Similar results were obtained for HER2-positive (human epidermal growth factor receptor 2) breast cancer therapies. The Phase 2 study (NCT04681287) evaluated UTD1 in patients who have been pretreated with trastuzumab and tyrosine kinase inhibitors. Participants received intravenous camrelizumab (200 mg once every 3 weeks), inetetamab (loading dose of 8 mg/kg and then 6 mg/kg, day 1), and UTD1 (30 mg/m2, days 1–5) until the disease progressed or intolerable toxicity occurred. All three drugs showed promising efficacy and an acceptable safety profile, representing a new option for this type of patients [44].

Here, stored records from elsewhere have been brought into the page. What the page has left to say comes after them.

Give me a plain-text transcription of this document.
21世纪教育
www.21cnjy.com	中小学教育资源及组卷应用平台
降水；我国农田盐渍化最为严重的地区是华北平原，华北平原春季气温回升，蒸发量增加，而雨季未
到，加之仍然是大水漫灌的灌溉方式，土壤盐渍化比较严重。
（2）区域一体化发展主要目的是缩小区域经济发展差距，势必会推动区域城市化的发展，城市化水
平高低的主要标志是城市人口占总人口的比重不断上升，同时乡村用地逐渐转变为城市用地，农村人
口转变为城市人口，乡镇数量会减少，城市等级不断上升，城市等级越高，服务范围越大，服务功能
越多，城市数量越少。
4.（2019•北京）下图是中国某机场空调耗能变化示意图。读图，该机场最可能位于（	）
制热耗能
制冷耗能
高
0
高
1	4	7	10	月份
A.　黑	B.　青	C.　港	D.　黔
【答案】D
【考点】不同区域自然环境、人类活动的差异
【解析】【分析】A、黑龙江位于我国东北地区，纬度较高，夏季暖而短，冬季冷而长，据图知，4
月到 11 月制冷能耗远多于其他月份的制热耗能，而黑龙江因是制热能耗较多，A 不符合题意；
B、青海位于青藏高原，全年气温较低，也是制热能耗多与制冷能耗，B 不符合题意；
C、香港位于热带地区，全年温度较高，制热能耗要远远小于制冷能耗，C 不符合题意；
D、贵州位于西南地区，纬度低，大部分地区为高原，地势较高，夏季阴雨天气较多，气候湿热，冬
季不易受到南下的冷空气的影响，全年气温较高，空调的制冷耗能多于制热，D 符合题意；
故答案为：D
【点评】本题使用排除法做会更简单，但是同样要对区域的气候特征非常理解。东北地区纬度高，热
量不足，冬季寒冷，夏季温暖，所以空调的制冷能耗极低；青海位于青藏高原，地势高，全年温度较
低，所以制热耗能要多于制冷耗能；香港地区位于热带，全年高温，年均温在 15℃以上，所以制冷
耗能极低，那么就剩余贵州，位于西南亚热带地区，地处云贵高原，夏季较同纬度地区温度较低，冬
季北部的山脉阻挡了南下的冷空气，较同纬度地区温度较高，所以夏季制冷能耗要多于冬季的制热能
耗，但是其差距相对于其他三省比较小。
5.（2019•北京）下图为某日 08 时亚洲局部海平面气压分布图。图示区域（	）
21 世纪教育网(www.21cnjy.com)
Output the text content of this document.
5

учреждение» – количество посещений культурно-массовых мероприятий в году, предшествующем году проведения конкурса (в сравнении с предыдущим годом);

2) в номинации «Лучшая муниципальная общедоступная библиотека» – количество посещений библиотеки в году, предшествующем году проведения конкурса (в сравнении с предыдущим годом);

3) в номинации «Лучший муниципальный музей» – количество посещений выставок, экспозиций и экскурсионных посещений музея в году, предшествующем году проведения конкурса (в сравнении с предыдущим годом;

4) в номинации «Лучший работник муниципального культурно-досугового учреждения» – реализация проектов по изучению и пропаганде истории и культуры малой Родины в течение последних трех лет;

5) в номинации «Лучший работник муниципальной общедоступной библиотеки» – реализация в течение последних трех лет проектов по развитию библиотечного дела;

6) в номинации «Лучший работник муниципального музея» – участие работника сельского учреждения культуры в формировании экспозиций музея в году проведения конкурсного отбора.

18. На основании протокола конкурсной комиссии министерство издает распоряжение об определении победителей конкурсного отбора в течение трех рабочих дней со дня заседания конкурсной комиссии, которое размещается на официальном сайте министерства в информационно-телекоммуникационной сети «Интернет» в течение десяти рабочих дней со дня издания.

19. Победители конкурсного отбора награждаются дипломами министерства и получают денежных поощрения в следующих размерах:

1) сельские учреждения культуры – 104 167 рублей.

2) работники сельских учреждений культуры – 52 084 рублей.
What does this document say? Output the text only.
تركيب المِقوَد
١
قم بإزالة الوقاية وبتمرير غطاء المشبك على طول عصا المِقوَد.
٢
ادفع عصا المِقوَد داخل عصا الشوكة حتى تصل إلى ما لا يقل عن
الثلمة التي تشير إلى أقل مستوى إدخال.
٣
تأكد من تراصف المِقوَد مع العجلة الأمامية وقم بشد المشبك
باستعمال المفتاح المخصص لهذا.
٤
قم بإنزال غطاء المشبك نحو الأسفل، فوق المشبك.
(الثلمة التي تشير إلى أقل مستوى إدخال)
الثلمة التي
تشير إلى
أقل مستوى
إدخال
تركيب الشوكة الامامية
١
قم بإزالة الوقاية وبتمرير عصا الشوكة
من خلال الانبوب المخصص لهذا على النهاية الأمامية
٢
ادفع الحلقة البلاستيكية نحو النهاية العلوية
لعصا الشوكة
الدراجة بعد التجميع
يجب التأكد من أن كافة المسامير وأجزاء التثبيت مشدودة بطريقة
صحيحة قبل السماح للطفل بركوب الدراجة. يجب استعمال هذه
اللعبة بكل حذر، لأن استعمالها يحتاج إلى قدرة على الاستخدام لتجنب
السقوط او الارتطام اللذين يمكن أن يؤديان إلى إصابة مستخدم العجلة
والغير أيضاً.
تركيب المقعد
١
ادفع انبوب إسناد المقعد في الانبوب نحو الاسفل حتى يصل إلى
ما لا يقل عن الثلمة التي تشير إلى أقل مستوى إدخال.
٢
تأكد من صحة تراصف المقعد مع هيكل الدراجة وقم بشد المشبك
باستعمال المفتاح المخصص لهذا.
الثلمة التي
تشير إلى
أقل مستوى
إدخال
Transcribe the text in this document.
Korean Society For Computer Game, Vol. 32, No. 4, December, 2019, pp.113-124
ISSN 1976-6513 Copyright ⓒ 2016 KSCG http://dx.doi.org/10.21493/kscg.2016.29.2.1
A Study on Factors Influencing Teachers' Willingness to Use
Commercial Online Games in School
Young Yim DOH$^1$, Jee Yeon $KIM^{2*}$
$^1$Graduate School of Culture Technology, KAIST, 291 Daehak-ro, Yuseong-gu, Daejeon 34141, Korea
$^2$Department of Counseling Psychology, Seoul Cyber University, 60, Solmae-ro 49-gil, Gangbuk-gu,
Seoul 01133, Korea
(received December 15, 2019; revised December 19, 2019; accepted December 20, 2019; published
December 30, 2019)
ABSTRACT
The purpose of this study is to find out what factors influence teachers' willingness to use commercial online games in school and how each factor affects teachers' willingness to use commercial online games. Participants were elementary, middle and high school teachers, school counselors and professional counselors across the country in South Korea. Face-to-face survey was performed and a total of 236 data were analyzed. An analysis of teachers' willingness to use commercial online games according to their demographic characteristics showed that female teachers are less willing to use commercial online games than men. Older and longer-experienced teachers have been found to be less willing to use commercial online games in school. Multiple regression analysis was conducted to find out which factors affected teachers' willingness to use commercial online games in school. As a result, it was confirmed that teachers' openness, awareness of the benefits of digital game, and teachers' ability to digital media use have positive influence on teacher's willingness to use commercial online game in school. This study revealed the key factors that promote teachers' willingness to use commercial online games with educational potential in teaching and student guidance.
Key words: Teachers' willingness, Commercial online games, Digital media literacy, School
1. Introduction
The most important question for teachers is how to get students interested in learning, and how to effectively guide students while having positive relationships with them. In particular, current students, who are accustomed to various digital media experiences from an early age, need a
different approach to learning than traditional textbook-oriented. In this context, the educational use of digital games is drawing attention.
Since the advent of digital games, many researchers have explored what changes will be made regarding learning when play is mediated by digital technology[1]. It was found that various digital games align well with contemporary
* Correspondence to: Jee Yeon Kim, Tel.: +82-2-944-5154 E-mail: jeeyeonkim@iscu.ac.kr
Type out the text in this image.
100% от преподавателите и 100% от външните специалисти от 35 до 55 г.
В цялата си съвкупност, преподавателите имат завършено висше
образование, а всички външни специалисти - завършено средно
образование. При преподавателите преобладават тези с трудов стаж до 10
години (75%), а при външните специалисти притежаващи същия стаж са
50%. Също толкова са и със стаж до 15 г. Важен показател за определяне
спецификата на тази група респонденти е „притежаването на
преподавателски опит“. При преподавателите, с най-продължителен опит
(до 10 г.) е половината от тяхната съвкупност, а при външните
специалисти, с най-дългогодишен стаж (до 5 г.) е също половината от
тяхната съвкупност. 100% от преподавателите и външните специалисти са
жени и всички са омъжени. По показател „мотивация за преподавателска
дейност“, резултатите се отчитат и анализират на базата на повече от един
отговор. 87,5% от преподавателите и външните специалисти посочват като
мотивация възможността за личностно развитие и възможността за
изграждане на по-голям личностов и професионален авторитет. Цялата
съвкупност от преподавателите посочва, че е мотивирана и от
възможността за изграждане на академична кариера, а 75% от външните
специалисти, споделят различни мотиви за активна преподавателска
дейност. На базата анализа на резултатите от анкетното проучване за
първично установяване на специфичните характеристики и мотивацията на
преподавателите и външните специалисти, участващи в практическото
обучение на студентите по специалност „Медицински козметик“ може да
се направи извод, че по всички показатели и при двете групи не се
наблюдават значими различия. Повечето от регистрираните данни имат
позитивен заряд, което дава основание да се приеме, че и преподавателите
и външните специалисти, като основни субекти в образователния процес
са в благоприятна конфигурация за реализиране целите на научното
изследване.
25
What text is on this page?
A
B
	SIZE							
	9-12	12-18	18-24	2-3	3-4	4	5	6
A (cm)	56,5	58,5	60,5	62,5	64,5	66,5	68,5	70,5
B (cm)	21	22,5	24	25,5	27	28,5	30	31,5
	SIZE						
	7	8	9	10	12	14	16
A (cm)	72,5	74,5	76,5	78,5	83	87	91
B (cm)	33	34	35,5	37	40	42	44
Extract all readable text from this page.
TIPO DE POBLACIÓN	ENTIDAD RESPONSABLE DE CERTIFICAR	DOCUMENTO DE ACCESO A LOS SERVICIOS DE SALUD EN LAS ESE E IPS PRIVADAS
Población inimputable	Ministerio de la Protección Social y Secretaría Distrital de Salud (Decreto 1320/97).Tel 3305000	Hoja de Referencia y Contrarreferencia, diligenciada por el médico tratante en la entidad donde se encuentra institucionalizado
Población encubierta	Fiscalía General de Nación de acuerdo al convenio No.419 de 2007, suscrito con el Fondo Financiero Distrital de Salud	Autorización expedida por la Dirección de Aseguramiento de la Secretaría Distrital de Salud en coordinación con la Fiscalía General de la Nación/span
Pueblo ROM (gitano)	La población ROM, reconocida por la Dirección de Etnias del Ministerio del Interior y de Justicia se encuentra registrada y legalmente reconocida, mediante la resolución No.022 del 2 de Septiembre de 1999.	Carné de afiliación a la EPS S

UTD1 has been proposed for use in lung cancer in which chemotherapy is the gold standard treatment in most patients. The Phase II clinical investigation with patients enrolled between 2019 and 2021 (NCT03693547) reported that UTD1 is safe for advanced NSCLC refractory to second-line treatment and could be effective; however, more studies are needed in this specific type of cancer [47].
The activity of UTD1 for the treatment of colorectal cancer (CRC) currently being studied. In this regard, UTD1 has exhibited broad antitumor activity in RKO and HCT116 cells, as reported by [48]. UTD1 inhibited CRC cell proliferation, in vitro, with an IC50 of 0.38 µg/mL and 0.77 µg/mL against RKO and HCT116, respectively. These results were also reproducible in RKO xenografts in nude mice, suggesting that UTD1 could be an effective agent in the treatment of CRC in humans. The mechanism of action is similar to that described for other epothilones: induction of microtubule cluster and aster formation, inducing cell cycle arrest in the G2/M phase, and subsequent apoptosis. UTD1 exhibited stronger apoptosis induction effects than paclitaxel and 5-FU, especially in HCT15 cells with ABCB1 overexpression. In CRC cells, UTD1 increased ROS production along with activation of c-Jun N-terminal kinase (JNK), suggesting a mechanism through the ROS/JNK pathway [48].